Хрень: Lower that horseradish!

July 11th, 2012

My language partner and I went to see «Президент Линкольн: охотник на вампиров» together, and when we sat down I thought he said to me, «Спусти этот хрен», which literally means “Lower that horseradish.” I was confused. I had misheard him. He actually said, «Спусти эту хрень» “Lower that thingamabob,” by which he meant the armrest between the seats. Here's how the word declines.
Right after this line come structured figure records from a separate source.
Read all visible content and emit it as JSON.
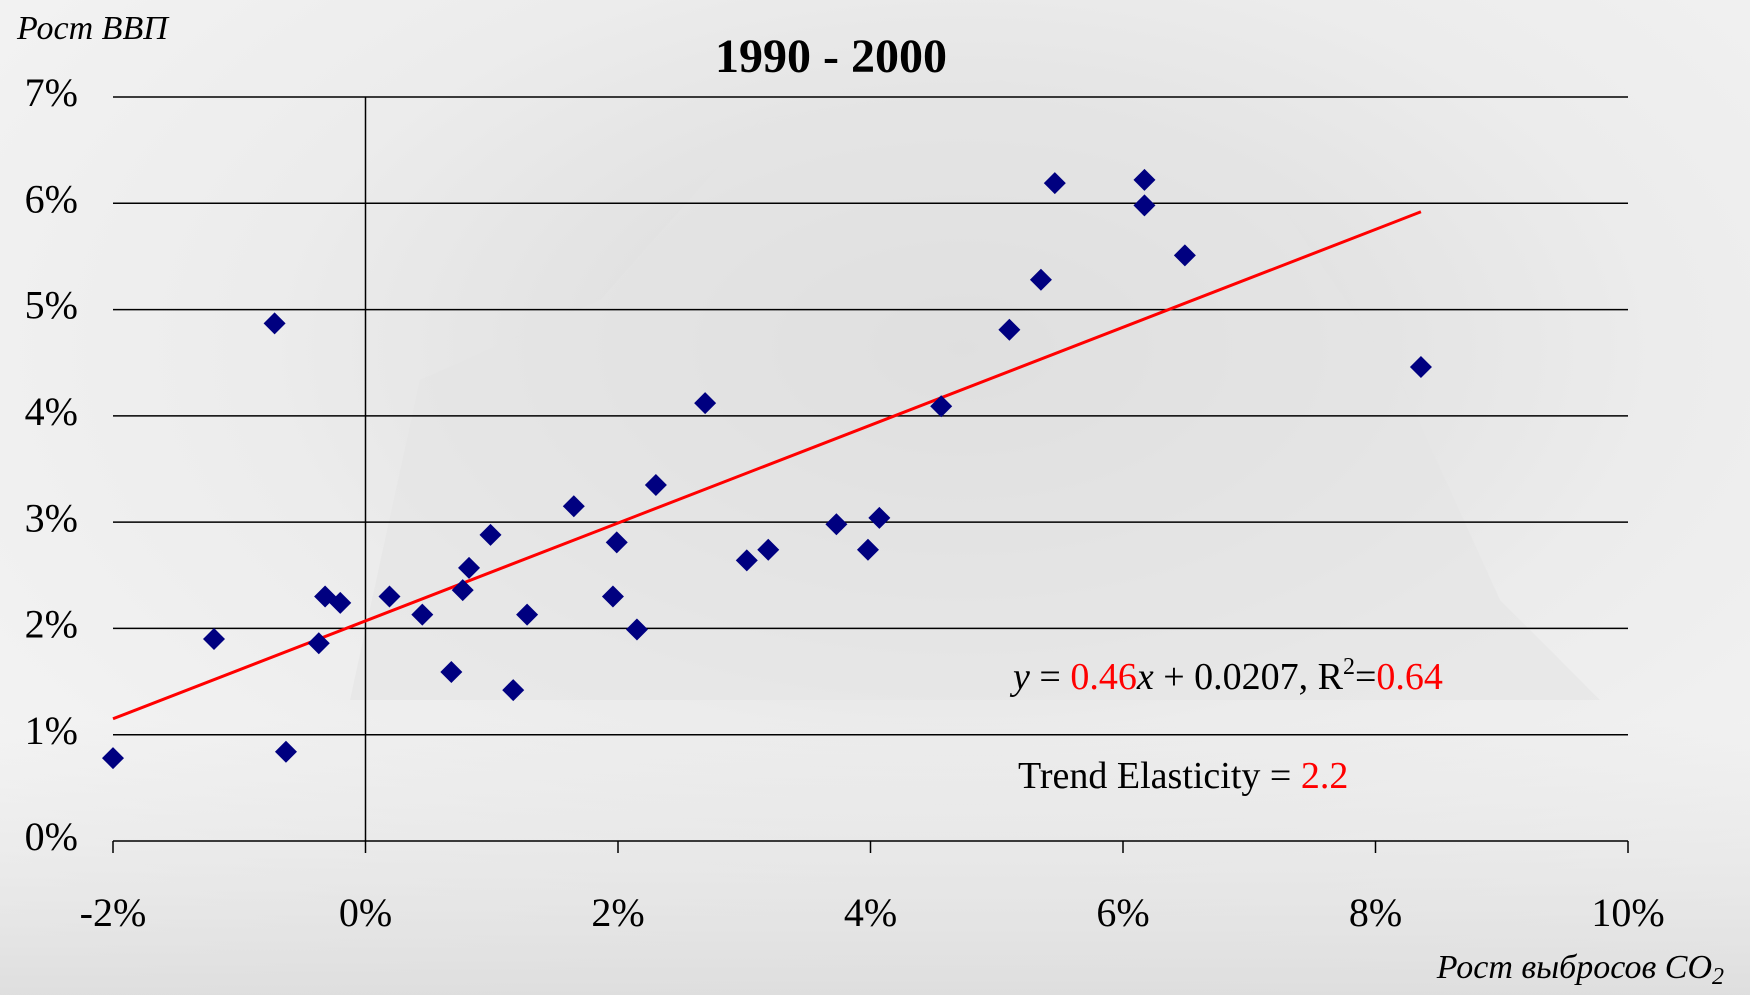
{
  "chart_data": {
    "type": "scatter",
    "title": "1990 - 2000",
    "y_label": "Рост ВВП",
    "x_label": {
      "text": "Рост выбросов CO",
      "sub": "2"
    },
    "xlim": [
      -2,
      10
    ],
    "ylim": [
      0,
      7
    ],
    "xticks": [
      {
        "value": -2,
        "label": "-2%"
      },
      {
        "value": 0,
        "label": "0%"
      },
      {
        "value": 2,
        "label": "2%"
      },
      {
        "value": 4,
        "label": "4%"
      },
      {
        "value": 6,
        "label": "6%"
      },
      {
        "value": 8,
        "label": "8%"
      },
      {
        "value": 10,
        "label": "10%"
      }
    ],
    "yticks": [
      {
        "value": 0,
        "label": "0%"
      },
      {
        "value": 1,
        "label": "1%"
      },
      {
        "value": 2,
        "label": "2%"
      },
      {
        "value": 3,
        "label": "3%"
      },
      {
        "value": 4,
        "label": "4%"
      },
      {
        "value": 5,
        "label": "5%"
      },
      {
        "value": 6,
        "label": "6%"
      },
      {
        "value": 7,
        "label": "7%"
      }
    ],
    "grid": true,
    "series": [
      {
        "color": "#000080",
        "x": [
          -2.0,
          -1.2,
          -0.72,
          -0.63,
          -0.37,
          -0.32,
          -0.2,
          0.19,
          0.45,
          0.68,
          0.77,
          0.82,
          0.99,
          1.17,
          1.28,
          1.65,
          1.96,
          1.99,
          2.15,
          2.3,
          2.69,
          3.02,
          3.19,
          3.73,
          3.98,
          4.07,
          4.56,
          5.1,
          5.35,
          5.46,
          6.17,
          6.17,
          6.49,
          8.36
        ],
        "values": [
          0.78,
          1.9,
          4.87,
          0.84,
          1.86,
          2.3,
          2.24,
          2.3,
          2.13,
          1.59,
          2.36,
          2.57,
          2.88,
          1.42,
          2.13,
          3.15,
          2.3,
          2.81,
          1.99,
          3.35,
          4.12,
          2.64,
          2.74,
          2.98,
          2.74,
          3.04,
          4.09,
          4.81,
          5.28,
          6.19,
          6.22,
          5.98,
          5.51,
          4.46
        ]
      }
    ],
    "trend": {
      "color": "#ff0000",
      "x": [
        -2,
        8.36
      ],
      "values": [
        1.15,
        5.92
      ]
    },
    "annotations": [
      {
        "parts": [
          {
            "text": "y",
            "italic": true
          },
          {
            "text": " = "
          },
          {
            "text": "0.46",
            "color": "#ff0000"
          },
          {
            "text": "x",
            "italic": true
          },
          {
            "text": " + 0.0207, R"
          },
          {
            "text": "2",
            "sup": true
          },
          {
            "text": "="
          },
          {
            "text": "0.64",
            "color": "#ff0000"
          }
        ]
      },
      {
        "parts": [
          {
            "text": "Trend Elasticity = "
          },
          {
            "text": "2.2",
            "color": "#ff0000"
          }
        ]
      }
    ]
  }
}
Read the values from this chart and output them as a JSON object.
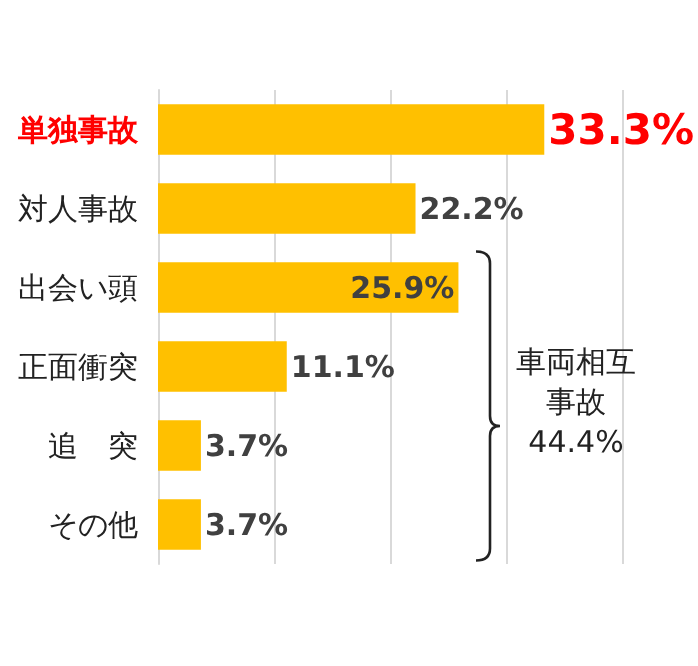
{
  "chart_data": {
    "type": "bar",
    "orientation": "horizontal",
    "categories": [
      "単独事故",
      "対人事故",
      "出会い頭",
      "正面衝突",
      "追　突",
      "その他"
    ],
    "values": [
      33.3,
      22.2,
      25.9,
      11.1,
      3.7,
      3.7
    ],
    "value_labels": [
      "33.3%",
      "22.2%",
      "25.9%",
      "11.1%",
      "3.7%",
      "3.7%"
    ],
    "color": "#ffc000",
    "xlim": [
      0,
      40
    ],
    "xticks": [
      {
        "value": 0,
        "label": null
      },
      {
        "value": 10,
        "label": null
      },
      {
        "value": 20,
        "label": null
      },
      {
        "value": 30,
        "label": null
      },
      {
        "value": 40,
        "label": null
      }
    ],
    "grid": "x",
    "tick_labels": "y",
    "annotations": [
      "車両相互事故",
      "44.4%"
    ]
  }
}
The word is what we might call substandard speech. It's very conversational, not suitable for academic reading. It's probably also a euphemism for the vulgar meaning of хрен. But the version with the soft sign you can use in front of your mom and grandma without them getting too upset. Take a look at the entry on the phrase «вот это самое» for a synonym. Here are some examples.

Передай мне эту хрень. Pass me that thingamabob.
Возьми эту хрень, что оставил папа на столе. Get the thing that dad left on the table.

The word is also used to mean a useless thing or junk or worthless comment.

— Что продают в этом магазине?
— Всякую хрень для туристов. Не стоит входить.
“What do they sell in that store?”
“All sorts of junk for tourists. It's not worth going in.”
— Паша сказал, что у него девушка-супермодель.
— Что за хрень он несёт?! Паша даже не расчёсывается, как у него может быть девушка-супермодель?
“Pasha said that he had a supermodel for a girlfriend.”
“What nonsense. Pasha doesn't even comb his hair. How could he have a supermodel for a girlfriend?”